Katherine Pearson, a law professor who studies elder law, says part of the problem is that many state regulators lack the specialized know-how to keep tabs on complex retirement community finances. “Many states… lack the expertise” to regulate CCRCs effectively, she told The Wall Street Journal, noting that overseeing these facilities can require the same savvy as an insurance commissioner monitoring an insurer.
Calls for Oversight and Reform

The wave of senior facility failures has triggered calls for tougher oversight and new laws to protect residents. In Pennsylvania – home to dozens of Genesis HealthCare nursing homes – Governor Josh Shapiro pointed a finger at the role of profit-driven owners. “Governor Josh Shapiro strongly believes that private equity should get out of the nursing facility business in Pennsylvania,” his spokesperson declared after Genesis went bankrupt.
Shapiro is pushing state legislation to stop investors from “stripping” money out of care homes at the expense of residents.
How Seniors Can Protect Themselves

For individuals and families considering a senior living community, these incidents are a wake-up call to do thorough homework and exercise caution. Experts say prospective residents should treat a CCRC decision like a major financial investment – because it is.
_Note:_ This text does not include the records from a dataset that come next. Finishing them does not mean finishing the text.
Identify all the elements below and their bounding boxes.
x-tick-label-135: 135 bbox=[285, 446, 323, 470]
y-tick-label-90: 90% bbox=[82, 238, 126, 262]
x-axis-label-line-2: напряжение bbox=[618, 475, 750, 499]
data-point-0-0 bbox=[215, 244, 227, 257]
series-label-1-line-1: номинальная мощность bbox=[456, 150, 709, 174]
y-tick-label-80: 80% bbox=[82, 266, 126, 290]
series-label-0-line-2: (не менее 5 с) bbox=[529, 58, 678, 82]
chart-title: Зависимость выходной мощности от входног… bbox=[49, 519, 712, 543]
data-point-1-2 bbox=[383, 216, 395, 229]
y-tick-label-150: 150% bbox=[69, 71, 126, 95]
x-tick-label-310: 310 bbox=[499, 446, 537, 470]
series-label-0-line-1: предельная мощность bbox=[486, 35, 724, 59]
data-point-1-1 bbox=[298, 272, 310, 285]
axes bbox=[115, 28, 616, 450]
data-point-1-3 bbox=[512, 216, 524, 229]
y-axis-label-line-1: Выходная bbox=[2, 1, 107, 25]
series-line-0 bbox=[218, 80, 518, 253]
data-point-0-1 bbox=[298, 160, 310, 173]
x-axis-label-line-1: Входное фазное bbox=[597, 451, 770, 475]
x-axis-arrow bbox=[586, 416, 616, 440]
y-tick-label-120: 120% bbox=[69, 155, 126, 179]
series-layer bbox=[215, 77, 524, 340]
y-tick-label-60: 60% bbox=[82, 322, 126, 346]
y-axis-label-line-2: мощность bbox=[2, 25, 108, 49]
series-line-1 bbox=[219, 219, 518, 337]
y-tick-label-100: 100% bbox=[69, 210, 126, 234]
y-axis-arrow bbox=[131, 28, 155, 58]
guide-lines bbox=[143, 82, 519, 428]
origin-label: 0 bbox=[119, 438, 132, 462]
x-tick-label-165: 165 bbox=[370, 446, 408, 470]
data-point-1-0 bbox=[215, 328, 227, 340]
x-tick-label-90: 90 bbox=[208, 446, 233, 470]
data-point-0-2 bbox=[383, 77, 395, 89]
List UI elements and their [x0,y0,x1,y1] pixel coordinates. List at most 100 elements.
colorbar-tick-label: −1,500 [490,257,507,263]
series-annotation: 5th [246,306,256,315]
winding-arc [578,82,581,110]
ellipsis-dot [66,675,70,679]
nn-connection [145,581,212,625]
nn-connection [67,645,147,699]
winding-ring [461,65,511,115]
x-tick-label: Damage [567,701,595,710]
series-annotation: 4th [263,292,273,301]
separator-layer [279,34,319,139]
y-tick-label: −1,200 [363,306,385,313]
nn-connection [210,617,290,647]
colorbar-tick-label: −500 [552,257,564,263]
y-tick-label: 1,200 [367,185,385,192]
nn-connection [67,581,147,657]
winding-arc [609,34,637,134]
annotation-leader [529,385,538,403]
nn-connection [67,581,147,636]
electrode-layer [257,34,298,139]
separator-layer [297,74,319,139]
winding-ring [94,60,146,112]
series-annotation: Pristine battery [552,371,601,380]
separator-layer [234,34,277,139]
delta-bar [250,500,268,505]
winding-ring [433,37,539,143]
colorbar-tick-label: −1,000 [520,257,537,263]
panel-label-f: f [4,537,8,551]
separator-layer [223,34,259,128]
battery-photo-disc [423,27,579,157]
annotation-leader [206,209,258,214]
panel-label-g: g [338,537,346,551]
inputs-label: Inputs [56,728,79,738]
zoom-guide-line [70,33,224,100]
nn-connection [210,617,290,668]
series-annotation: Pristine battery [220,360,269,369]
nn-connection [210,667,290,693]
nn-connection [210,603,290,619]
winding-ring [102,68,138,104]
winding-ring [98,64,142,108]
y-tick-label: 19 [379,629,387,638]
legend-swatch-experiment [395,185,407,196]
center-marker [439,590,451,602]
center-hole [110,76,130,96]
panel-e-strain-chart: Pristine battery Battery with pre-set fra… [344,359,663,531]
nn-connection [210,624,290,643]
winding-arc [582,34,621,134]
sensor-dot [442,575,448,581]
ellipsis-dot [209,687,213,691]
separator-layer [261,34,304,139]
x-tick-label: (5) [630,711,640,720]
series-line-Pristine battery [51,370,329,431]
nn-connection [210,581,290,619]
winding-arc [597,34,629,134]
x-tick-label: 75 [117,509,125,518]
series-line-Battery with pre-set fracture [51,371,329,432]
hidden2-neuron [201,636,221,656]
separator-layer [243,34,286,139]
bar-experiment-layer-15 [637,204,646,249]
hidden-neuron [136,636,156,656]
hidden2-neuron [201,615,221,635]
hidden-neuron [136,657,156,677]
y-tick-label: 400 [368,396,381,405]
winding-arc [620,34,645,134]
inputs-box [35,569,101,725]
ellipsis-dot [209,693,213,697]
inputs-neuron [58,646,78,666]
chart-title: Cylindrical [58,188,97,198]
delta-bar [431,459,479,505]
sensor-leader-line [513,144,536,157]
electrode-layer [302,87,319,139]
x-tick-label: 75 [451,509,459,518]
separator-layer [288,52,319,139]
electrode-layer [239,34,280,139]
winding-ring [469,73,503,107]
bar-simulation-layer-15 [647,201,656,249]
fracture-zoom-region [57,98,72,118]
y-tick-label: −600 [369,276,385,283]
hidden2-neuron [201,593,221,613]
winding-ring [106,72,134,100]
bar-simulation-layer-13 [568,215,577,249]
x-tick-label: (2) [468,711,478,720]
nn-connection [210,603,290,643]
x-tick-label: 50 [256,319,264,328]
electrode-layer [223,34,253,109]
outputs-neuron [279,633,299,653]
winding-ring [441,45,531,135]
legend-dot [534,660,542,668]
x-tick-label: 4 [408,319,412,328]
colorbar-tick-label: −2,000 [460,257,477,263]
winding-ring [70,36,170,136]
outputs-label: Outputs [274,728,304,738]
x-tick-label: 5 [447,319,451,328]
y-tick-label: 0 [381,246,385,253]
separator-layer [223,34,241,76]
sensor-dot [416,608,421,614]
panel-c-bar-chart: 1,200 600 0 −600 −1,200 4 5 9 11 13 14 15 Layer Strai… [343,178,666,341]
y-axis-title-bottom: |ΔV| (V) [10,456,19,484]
Before handing over hundreds of thousands of dollars, seniors are urged to vet the facility’s financial health. Key indicators to check include its cash reserves (a healthy community should have at least 4 to 6 months of operating cash on hand) and occupancy rate (ideally well above 90%).
Consistently low occupancy or razor-thin cash cushions can signal trouble ahead.
Crisis or Reform?

This string of senior community bankruptcies is forcing a painful reckoning for America’s elder care system. On one hand, it’s important to note that failures are still relatively rare – less than 1% of nearly 1,900 CCRCs nationwide have declared bankruptcy since 2020. Most communities do operate as promised. But for the affected families, the impacts are catastrophic, and their stories have sent shockwaves through the retirement world.
Each collapse undercuts confidence in the “buy-in for life” model that so many middle-class and affluent seniors have trusted. With the U.S. population aging rapidly, the stakes are only growing higher.